Context effects could have increased the prevalence of extreme opinions: when the survey is entirely made up of kooky questions with extreme wording ("hoax" versus "exaggerated"), people may be more likely to give kooky or extreme answers. If just one of these questions had been included on an otherwise straight-up opinion poll, a lower percentage may have endorsed it. So maybe 4% belief in the the lizard people isn't so high, after all.
The lizard people finding is a variation on findings reported in David Hemenway's article "the myth of millions of self-defense gun uses", where he reports that about 4% of people report having personally met an alien from outer space. Even in a nationally representative sample chosen perfectly, small measurement error can be magnified when extrapolated to the nation.
The different conspiracy theories vary in prevalence, from the 4% believing in the lizard people to 51% believing that JFK was killed by a conspiracy, so clearly they are not all due to random error.
Some of the questions are obscure or old, such as about the government controlling minds with TV (15%), the CIA invented crack cocaine (14%), and fluoride in water is dangerous (9%), which could be from non-attitudes: poll respondents' expressing opinions about matters that they have no opinion about. Pollsters didn't understand why respondents showed different levels of support for specific issues in repeated polling. To test whether respondents were reporting opinions about issues that they didn't truly care about, they asked respondents about a fictional bill, and 30% of respondents gave an opinion about it rather than stating no opinion. The phenomenon was called non-attitudes.
An issue where I'm not aware of research is how non-attitudes change with time due to exposure. If the lizard people issue gets reported widely, it could gain more exposure and credibility, and more people may endorse the statement in the future. Can public opinion polling change opinions and give credibility to fringe opinions?
(After some googling, I discovered that the lizard people theory is not new: it was promulgated in 1999 by a former BBC sports reporter who also included ideas about how the Jews caused 9/11 and control the media, variations on the oldest conspiracy theory around. And Wired reported it in 2007 in a list of conspiracy theories.)

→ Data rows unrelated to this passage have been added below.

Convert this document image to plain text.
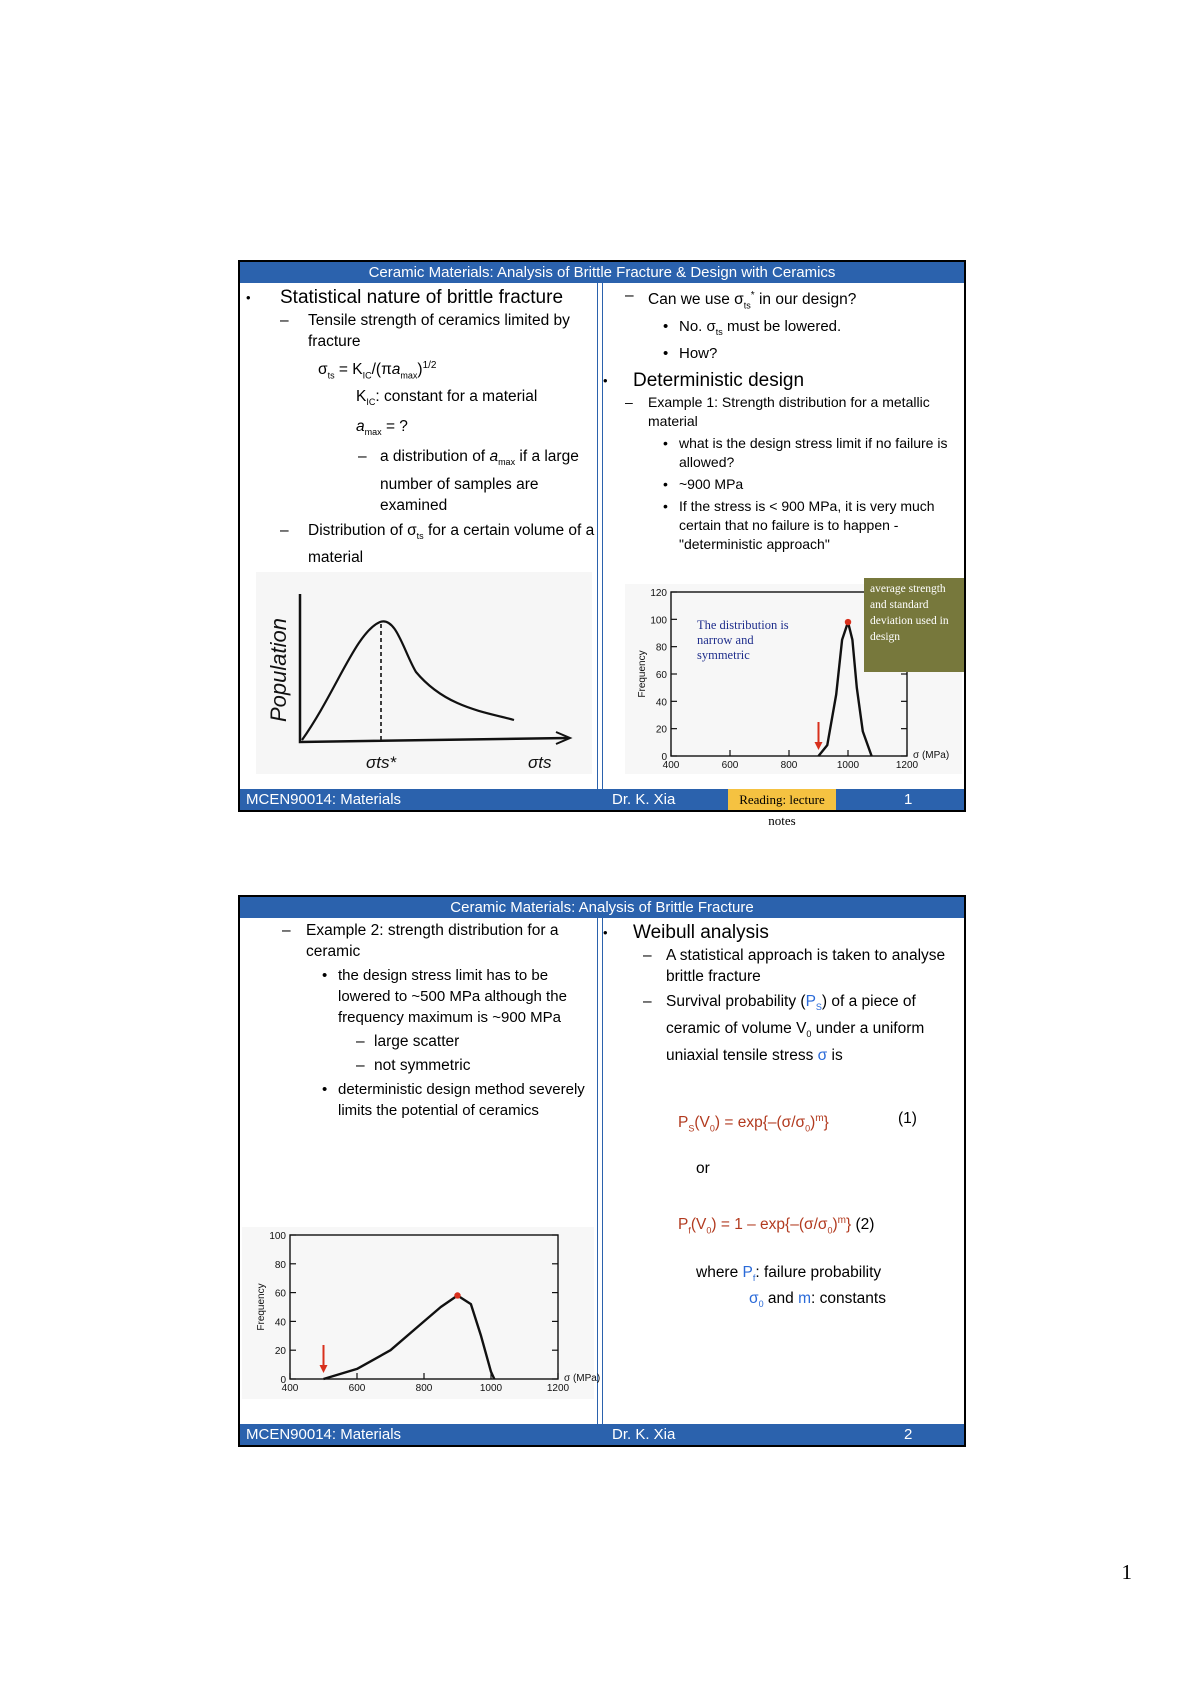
Ceramic Materials: Analysis of Brittle Fracture & Design with Ceramics

• Statistical nature of brittle fracture

– Tensile strength of ceramics limited by fracture

$\sigma_{ts} = K_{IC}/(\pi a_{max})^{1/2}$

$K_{IC}$: constant for a material

$a_{max}$ = ?

– a distribution of $a_{max}$ if a large number of samples are examined

– Distribution of $\sigma_{ts}$ for a certain volume of a material

Population
σts*	σts

– Can we use $\sigma_{ts}^*$ in our design?

• No. $\sigma_{ts}$ must be lowered.

• How?

• Deterministic design

– Example 1: Strength distribution for a metallic material

• what is the design stress limit if no failure is allowed?

• ~900 MPa

• If the stress is < 900 MPa, it is very much certain that no failure is to happen - "deterministic approach"

0
20
40
60
80
100
120
400	600	800	1000	1200
Frequency
σ (MPa)
The distribution is narrow and symmetric
average strength and standard deviation used in design
MCEN90014: Materials	Dr. K. Xia	Reading: lecture notes
1
Ceramic Materials: Analysis of Brittle Fracture

– Example 2: strength distribution for a ceramic

• the design stress limit has to be lowered to ~500 MPa although the frequency maximum is ~900 MPa

– large scatter

– not symmetric

• deterministic design method severely limits the potential of ceramics

0
20
40
60
80
100
400	600	800	1000	1200
Frequency
σ (MPa)

• Weibull analysis

– A statistical approach is taken to analyse brittle fracture

– Survival probability $(P_S)$ of a piece of ceramic of volume $V_0$ under a uniform uniaxial tensile stress σ is

$P_S(V_0) = \exp\{-(\sigma/\sigma_0)^m\}$	(1)

or

$P_f(V_0) = 1 - \exp\{-(\sigma/\sigma_0)^m\}$ (2)

where $P_f$: failure probability

$\sigma_0$ and m: constants

MCEN90014: Materials	Dr. K. Xia	2
1
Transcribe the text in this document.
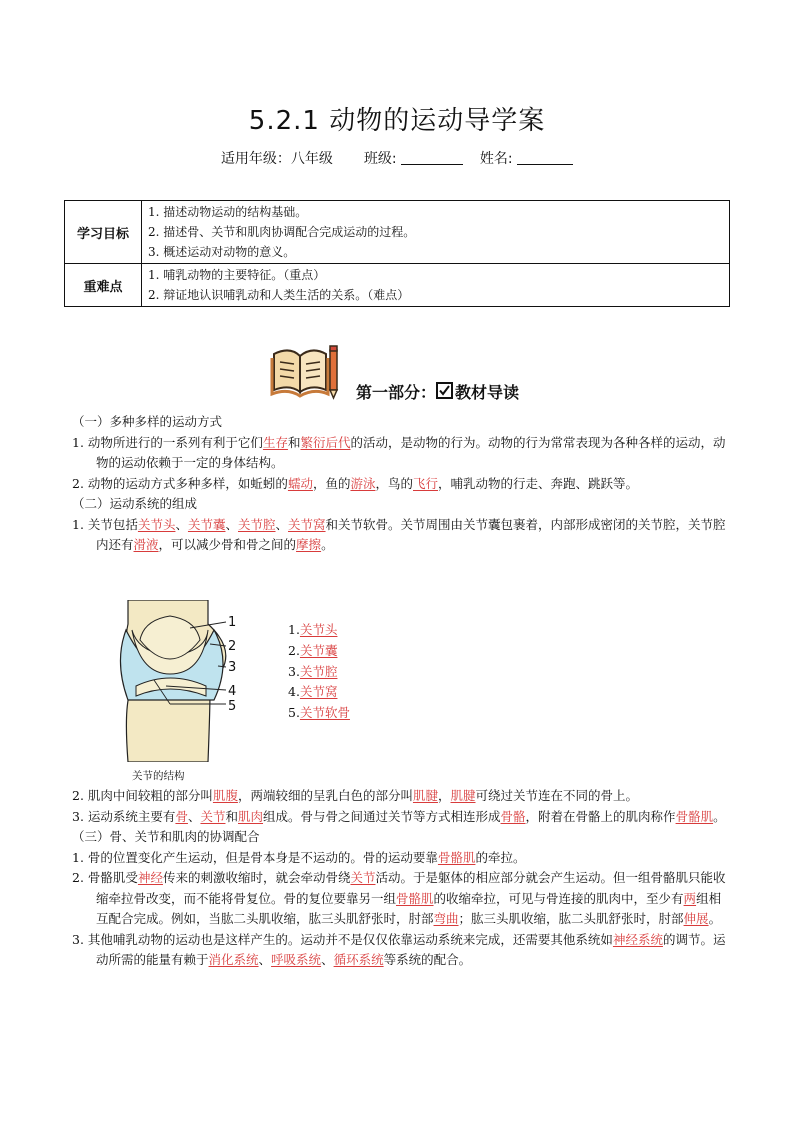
5.2.1 动物的运动导学案
适用年级：八年级 班级:	姓名:
学习目标	1. 描述动物运动的结构基础。
2. 描述骨、关节和肌肉协调配合完成运动的过程。
3. 概述运动对动物的意义。

重难点	1. 哺乳动物的主要特征。（重点）
2. 辩证地认识哺乳动和人类生活的关系。（难点）
第一部分： 教材导读

（一）多种多样的运动方式

1. 动物所进行的一系列有利于它们生存和繁衍后代的活动，是动物的行为。动物的行为常常表现为各种各样的运动，动物的运动依赖于一定的身体结构。

2. 动物的运动方式多种多样，如蚯蚓的蠕动，鱼的游泳，鸟的飞行，哺乳动物的行走、奔跑、跳跃等。

（二）运动系统的组成

1. 关节包括关节头、关节囊、关节腔、关节窝和关节软骨。关节周围由关节囊包裹着，内部形成密闭的关节腔，关节腔内还有滑液，可以减少骨和骨之间的摩擦。

1
2
3
4
5
1.关节头
2.关节囊
3.关节腔
4.关节窝
5.关节软骨
关节的结构

2. 肌肉中间较粗的部分叫肌腹，两端较细的呈乳白色的部分叫肌腱，肌腱可绕过关节连在不同的骨上。

3. 运动系统主要有骨、关节和肌肉组成。骨与骨之间通过关节等方式相连形成骨骼，附着在骨骼上的肌肉称作骨骼肌。

（三）骨、关节和肌肉的协调配合

1. 骨的位置变化产生运动，但是骨本身是不运动的。骨的运动要靠骨骼肌的牵拉。

2. 骨骼肌受神经传来的刺激收缩时，就会牵动骨绕关节活动。于是躯体的相应部分就会产生运动。但一组骨骼肌只能收缩牵拉骨改变，而不能将骨复位。骨的复位要靠另一组骨骼肌的收缩牵拉，可见与骨连接的肌肉中，至少有两组相互配合完成。例如，当肱二头肌收缩，肱三头肌舒张时，肘部弯曲；肱三头肌收缩，肱二头肌舒张时，肘部伸展。

3. 其他哺乳动物的运动也是这样产生的。运动并不是仅仅依靠运动系统来完成，还需要其他系统如神经系统的调节。运动所需的能量有赖于消化系统、呼吸系统、循环系统等系统的配合。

The question on the list with the most additional poll data is probably global warming: 37% in this poll said it's a hoax (the exact question was "Do you believe global warming is a hoax, or not?") That seems on the high side. Gallup polls has found that 15% say that global warming will never happen, but 40% of people say that the importance of global warming has been exaggerated, which fits in with dozens of other polls. The word "hoax" is strong and implies that global warming won't happen, and yet the percent endorsing the question is more similar to the 40% on Gallup's question about whether the importance has been exaggerated, rather than the 15% saying that it will never happen.
Context effects could have increased the prevalence of extreme opinions: when the survey is entirely made up of kooky questions with extreme wording ("hoax" versus "exaggerated"), people may be more likely to give kooky or extreme answers. If just one of these questions had been included on an otherwise straight-up opinion poll, a lower percentage may have endorsed it. So maybe 4% belief in the the lizard people isn't so high, after all.